Insolvent estates
Learn more about insolvent estates here.
Vehicle-only
Some estates include only a vehicle in the name of the deceased (owned, not leased, by the deceased).
Sometimes it is possible to transfer these vehicles to the sole beneficiary of the estate (often a spouse) without probate although if there is an outstanding loan registered against the car the consent of the lender will likely be required.
Read more here: MTO vehicle transfers.
Small bank balances only
A common ‘very small estate’ challenge is whether to probate when the estate consists solely of a modest balance in a bank account. If the amount is under $50,000 sometimes the financial institution (bank or credit union) will release these funds to the beneficiary(ies) without probate. The key considerations for a waiver of probate are:
- Whether to require or waive probate is entirely at the discretion of the financial institution. You cannot ‘demand’ that they release funds without probate. Each financial institution has their own internal policies and maximum amounts that they will consider for release without probate.
- It must be clear who the beneficiaries of the estate are and in what shares.
- Each beneficiary must agree that the funds can be distributed without probate.
- It must be clear that the estate has minimal debts and no pending litigation.
- Each beneficiary must sign and return to the bank a “bond of indemnity”. This is an agreement that each beneficiary will indemnify and hold harmless the bank from any liability related to the release of funds. This indemnity is usually a standard form provided by the financial institution (that is, it is their form and they require it to be signed and returned).
Probate of “small estates” (under $150,000)
The choice
There are two separate Rules that can be used for probate of an estate valued at less than $150,000: the regular rule (Rule 74) or the ‘Small Estate Rule’ (Rule 74.1).
As the Small Estate Rule removes some requirements but imposes others, it is advantageous for probate of some but not all estates under $150,000.
Little gain for some
There is likely no significant advantage in using the Small Estate Rule when:
- There is no Will and the applicant to be appointed estate trustee is the married spouse of the deceased, or
- There is a Will and the applicant is an executor named in the Will and lives in Canada or another Commonwealth country, or
- It is ‘reasonably foreseeable’ that additional assets may push the estate over the $150,000 limit, as this would necessitate an entirely new regular estate application.

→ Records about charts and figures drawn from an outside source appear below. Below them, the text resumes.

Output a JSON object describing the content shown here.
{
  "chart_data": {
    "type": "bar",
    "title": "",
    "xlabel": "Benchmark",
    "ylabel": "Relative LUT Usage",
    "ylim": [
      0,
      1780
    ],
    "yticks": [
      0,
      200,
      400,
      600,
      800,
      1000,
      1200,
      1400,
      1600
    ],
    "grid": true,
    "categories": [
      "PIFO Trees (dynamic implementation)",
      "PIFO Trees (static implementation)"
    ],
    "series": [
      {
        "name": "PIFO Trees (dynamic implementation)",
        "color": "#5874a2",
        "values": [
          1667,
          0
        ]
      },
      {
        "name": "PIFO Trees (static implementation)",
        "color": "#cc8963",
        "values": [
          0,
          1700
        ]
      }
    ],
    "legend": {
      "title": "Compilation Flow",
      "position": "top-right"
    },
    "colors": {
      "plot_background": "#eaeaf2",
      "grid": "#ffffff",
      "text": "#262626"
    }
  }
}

Substantial possible improvement for some
The Small Estate Rule simplifies probate when:
- There is no Will, all beneficiaries are over 18 and not incapable and the applicant is
- the common law (not married) spouse of the deceased, or
- the next-of-kin of the deceased (child, parent, sibling …)
- There is a Will, and the applicant is not an executor named in the Will but lives in Canada or other Commonwealth country.
Note that the benefits of the Small Estate Rule evaporate if the applicant is the common law spouse of the deceased and the beneficiaries of the estate are the deceased’s children under 18 (even if they are also the children of the common law spouse).
Key Differences
Pro: fewer renunciations and consents: The key differences between the probate process using the two different Rules is whether or not signed ‘consents’ of beneficiaries and signed ‘renunciations’ of other potential estate trustees must be filed.
Con: more detail upfront, narrower powers: In order to probate using the Small Estate Rule you must detail each asset when your file the probate application. This detail is not required under the regular Rule. Also, a Small Estate trustee can only deal with the assets identified at probate, whereas a regular trustee can deal with all assets whenever they are found. This makes it much more cumbersome to deal with new assets uncovered later when probate was under the Small Estates Rule than under the Regular Estate Rule.
Renunciations & Consents – Small and Regular Estates.
A signed Renunciation (Form 74G) of the right to act as estate trustee can be required when –
- An executor named in a Will chooses not to act, or
- One or more people of kinship to the deceased equal or greater to the kinship of the applicant are not applying.
We recommend that you secure signed Renunciations using Form 74G whenever possible, even when probating using the Small Estate Rule.
A signed Consent (also Form 74G) is required from beneficiaries entitled to inherit at least 50% of an estate when there is no Will or when the applicant is not an executor named in a Will.
A signed Consent is required from each and every beneficiary if the applicant is asking for a Court Order dispensing with the requirement to post a bond.
In theory, these documents are rarely required when using the Small Estate Rule. However, many Courts are still requesting them. Accordingly, we recommend that applicants try to secure signed Renunciations and Consents whenever possible.
Affidavit of debts
If the applicant for probate of a small estate is the married spouse of the deceased they must file an ‘Affidavit of Debts’ of the deceased.